Hace unos 20 años, estaba caminando desde mi casa en el Barrio Judío de la Ciudad Vieja de Jerusalem para rezar en el Kótel (el Muro Occidental), el segundo sitio más sagrado del judaísmo, sólo superado por el Monte del Templo que se eleva sobre él. En las escaleras hacia la Plaza del Kótel, pasé junto a un guía turístico árabe que hablaba en inglés a un gran grupo de turistas europeos. Señalando hacia la Cúpula Dorada y la mezquita de Al Aqsa en el Monte del Templo, dijo: “Los judíos dicen que sus dos templos estuvieron en este lugar, pero no hay absolutamente ninguna prueba de esa afirmación”.

Me quedé atónita. ¿¿Ninguna prueba?? Las gigantescas y distintivas “piedras herodianas” del propio Muro Occidental, remanente del muro de contención que el rey Herodes construyó alrededor del monte cuando amplió el Segundo Templo, a partir del año 20 AEC, eran una prueba irrefutable. ¿Y qué decir de las numerosas descripciones históricas contemporáneas del Templo, incluyendo el relato de primera mano del historiador Flavio Josefo, escrito en el siglo I de nuestra era?

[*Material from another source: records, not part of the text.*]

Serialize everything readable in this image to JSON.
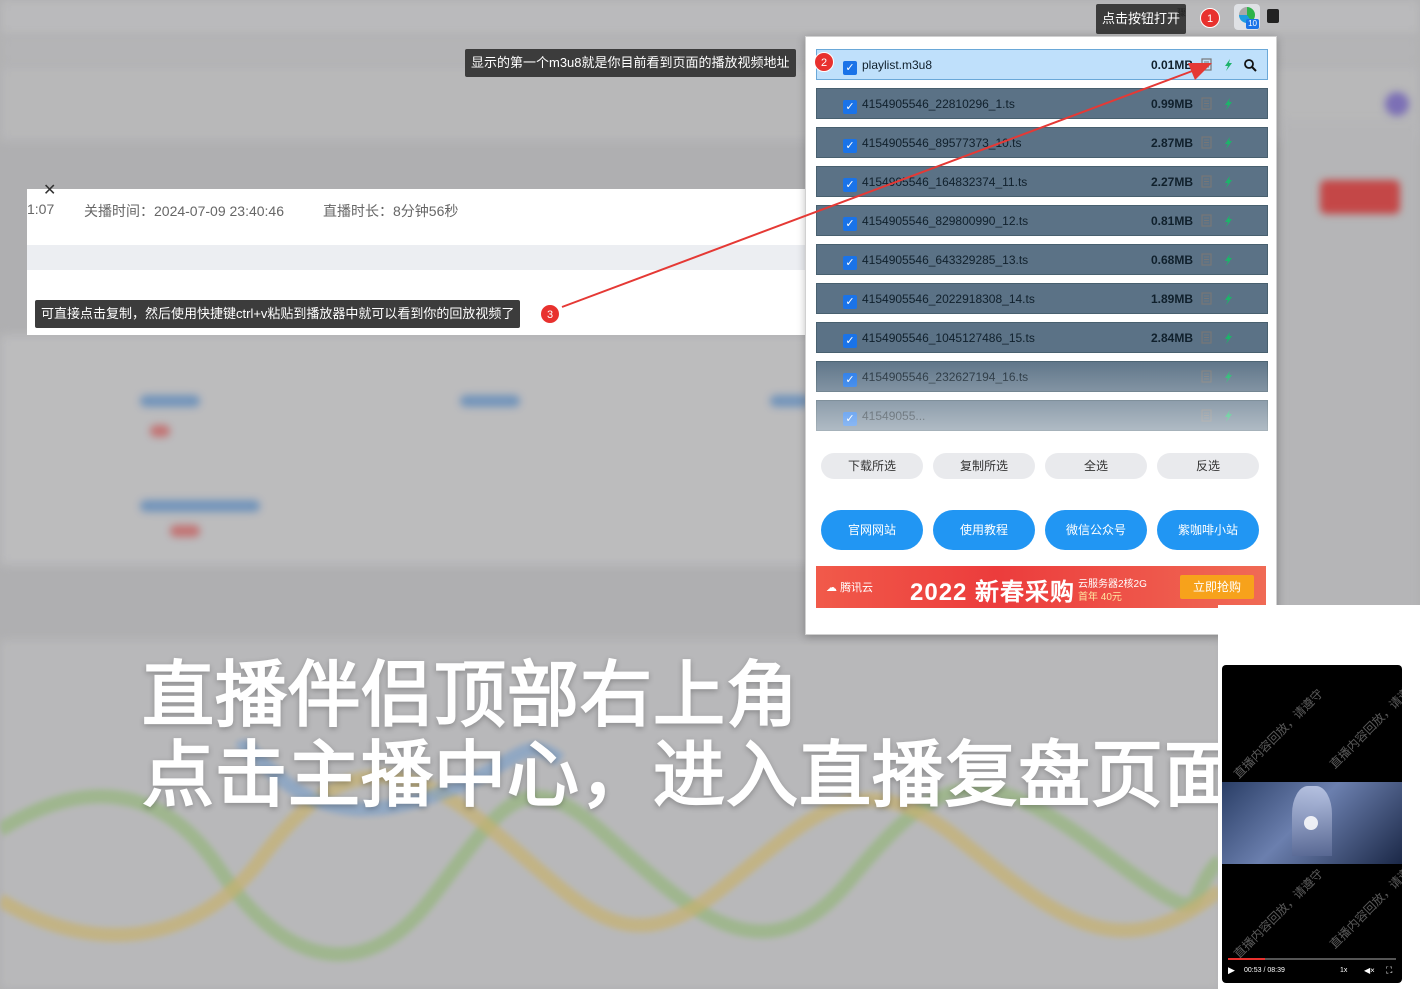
{
  "panel": {
    "time_fragment": "1:07",
    "close_time_label": "关播时间：2024-07-09 23:40:46",
    "duration_label": "直播时长：8分钟56秒"
  },
  "toolbar": {
    "open_tip": "点击按钮打开",
    "tiny_text": "骤",
    "ext_badge": "10"
  },
  "tooltips": {
    "step1_num": "1",
    "step2_num": "2",
    "step2_text": "显示的第一个m3u8就是你目前看到页面的播放视频地址",
    "step3_num": "3",
    "step3_text": "可直接点击复制，然后使用快捷键ctrl+v粘贴到播放器中就可以看到你的回放视频了"
  },
  "popup": {
    "files": [
      {
        "name": "playlist.m3u8",
        "size": "0.01MB",
        "first": true
      },
      {
        "name": "4154905546_22810296_1.ts",
        "size": "0.99MB"
      },
      {
        "name": "4154905546_89577373_10.ts",
        "size": "2.87MB"
      },
      {
        "name": "4154905546_164832374_11.ts",
        "size": "2.27MB"
      },
      {
        "name": "4154905546_829800990_12.ts",
        "size": "0.81MB"
      },
      {
        "name": "4154905546_643329285_13.ts",
        "size": "0.68MB"
      },
      {
        "name": "4154905546_2022918308_14.ts",
        "size": "1.89MB"
      },
      {
        "name": "4154905546_1045127486_15.ts",
        "size": "2.84MB"
      },
      {
        "name": "4154905546_232627194_16.ts",
        "size": ""
      },
      {
        "name": "41549055...",
        "size": ""
      }
    ],
    "actions": [
      "下载所选",
      "复制所选",
      "全选",
      "反选"
    ],
    "links": [
      "官网网站",
      "使用教程",
      "微信公众号",
      "紫咖啡小站"
    ],
    "ad": {
      "brand": "腾讯云",
      "title": "2022 新春采购",
      "sub1": "云服务器2核2G",
      "sub2": "首年 40元",
      "cta": "立即抢购"
    }
  },
  "caption": {
    "line1": "直播伴侣顶部右上角",
    "line2": "点击主播中心，进入直播复盘页面"
  },
  "video": {
    "watermark": "直播内容回放，请遵守",
    "time": "00:53 / 08:39",
    "speed": "1x",
    "progress": 0.22
  },
  "colors": {
    "row_selected": "#bfe0fb",
    "row_normal": "#5b7286",
    "button_blue": "#2196f3",
    "badge_red": "#e8312e",
    "arrow_red": "#e53935",
    "download_green": "#1db36a"
  }
}
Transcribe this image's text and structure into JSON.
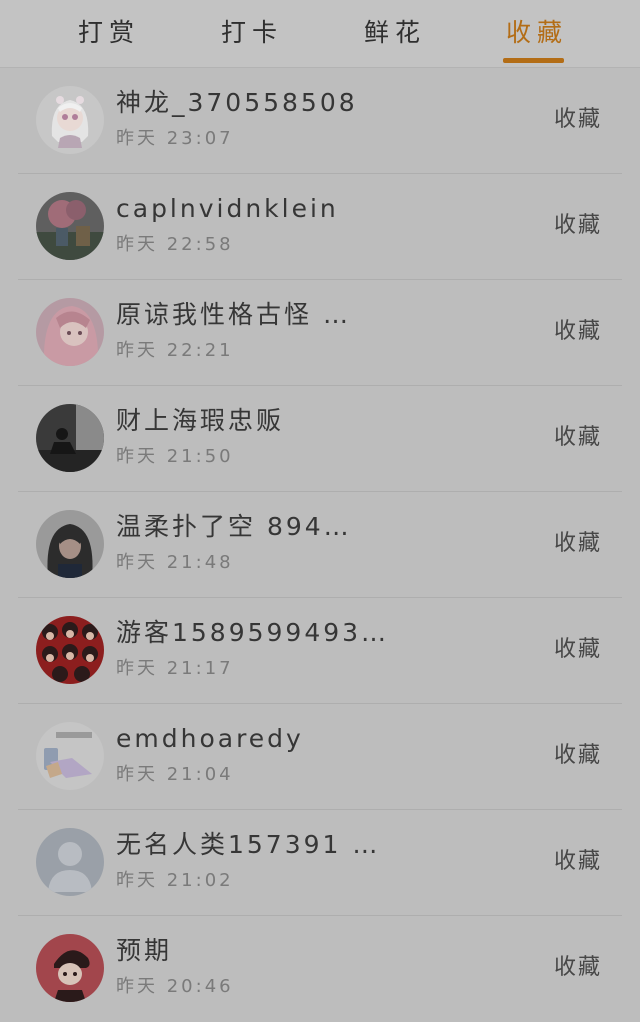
{
  "tabs": [
    {
      "label": "打赏"
    },
    {
      "label": "打卡"
    },
    {
      "label": "鲜花"
    },
    {
      "label": "收藏"
    }
  ],
  "active_tab": "收藏",
  "accent_color": "#b36d16",
  "list": [
    {
      "name": "神龙_370558508",
      "time": "昨天 23:07",
      "action": "收藏",
      "avatar": "anime-girl-white-hair"
    },
    {
      "name": "caplnvidnklein",
      "time": "昨天 22:58",
      "action": "收藏",
      "avatar": "pink-flower-photo"
    },
    {
      "name": "原谅我性格古怪 …",
      "time": "昨天 22:21",
      "action": "收藏",
      "avatar": "anime-girl-pink"
    },
    {
      "name": "财上海瑕忠贩",
      "time": "昨天 21:50",
      "action": "收藏",
      "avatar": "person-sitting-photo"
    },
    {
      "name": "温柔扑了空 894…",
      "time": "昨天 21:48",
      "action": "收藏",
      "avatar": "dark-hair-girl-photo"
    },
    {
      "name": "游客1589599493…",
      "time": "昨天 21:17",
      "action": "收藏",
      "avatar": "red-cartoon-pattern"
    },
    {
      "name": "emdhoaredy",
      "time": "昨天 21:04",
      "action": "收藏",
      "avatar": "hand-phone-photo"
    },
    {
      "name": "无名人类157391 …",
      "time": "昨天 21:02",
      "action": "收藏",
      "avatar": "default-person-silhouette"
    },
    {
      "name": "预期",
      "time": "昨天 20:46",
      "action": "收藏",
      "avatar": "cartoon-boy-red"
    }
  ]
}
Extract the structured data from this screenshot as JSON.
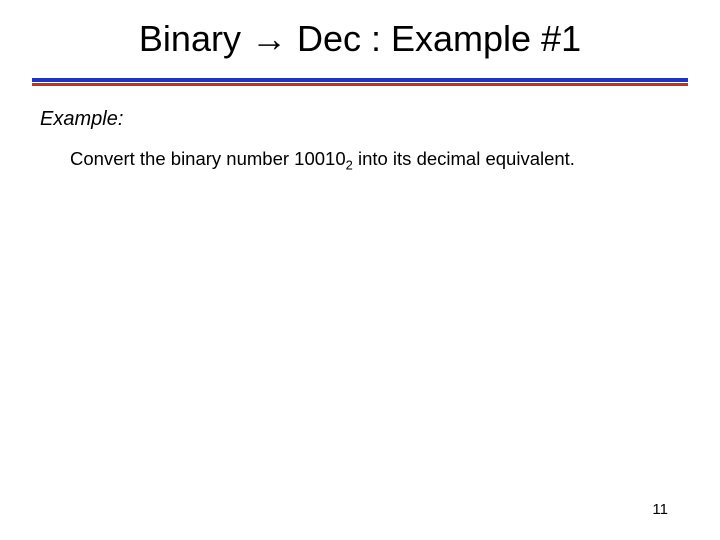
{
  "title": "Binary → Dec : Example #1",
  "example_label": "Example:",
  "body": {
    "pre": "Convert the binary number 10010",
    "sub": "2",
    "post": " into its decimal equivalent."
  },
  "page_number": "11"
}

Aunque soy una debatiente empedernida, me quedé allí sin poder pronunciar ni una palabra de refutación, porque el impacto de esa mentira descarada que me dejó sin habla. Fue como si un científico reconocido les dijera a sus estudiantes que la Tierra es plana.
Sólo recientemente, al leer el nuevo libro de Doron Spielman, When the Sotenes Speak (Cuando las piedras hablan), entendí que ese guía turístico árabe era sólo una pequeña parte de una campaña extensa y cuidadosamente calculada para negar el derecho histórico del pueblo judío a Jerusalem y a la tierra de Israel.
El insulto de “¡Colonialistas!”, que se grita contra el estado judío en campus universitarios y capitales europeas, se basa en la acusación de que los judíos europeos llegaron a Palestina a fines del siglo XIX y principios del XX como ocupantes extranjeros. De acuerdo con esta visión, tras el Holocausto, las Naciones Unidas votaron a favor de un estado judío, junto a un estado árabe, en ese pequeño trozo de tierra entre el mar Mediterráneo y el río Jordán, como una forma de expiar su culpa. La implicación del término “colonialistas” es que los judíos no tienen más derecho a esa tierra que los británicos a la India.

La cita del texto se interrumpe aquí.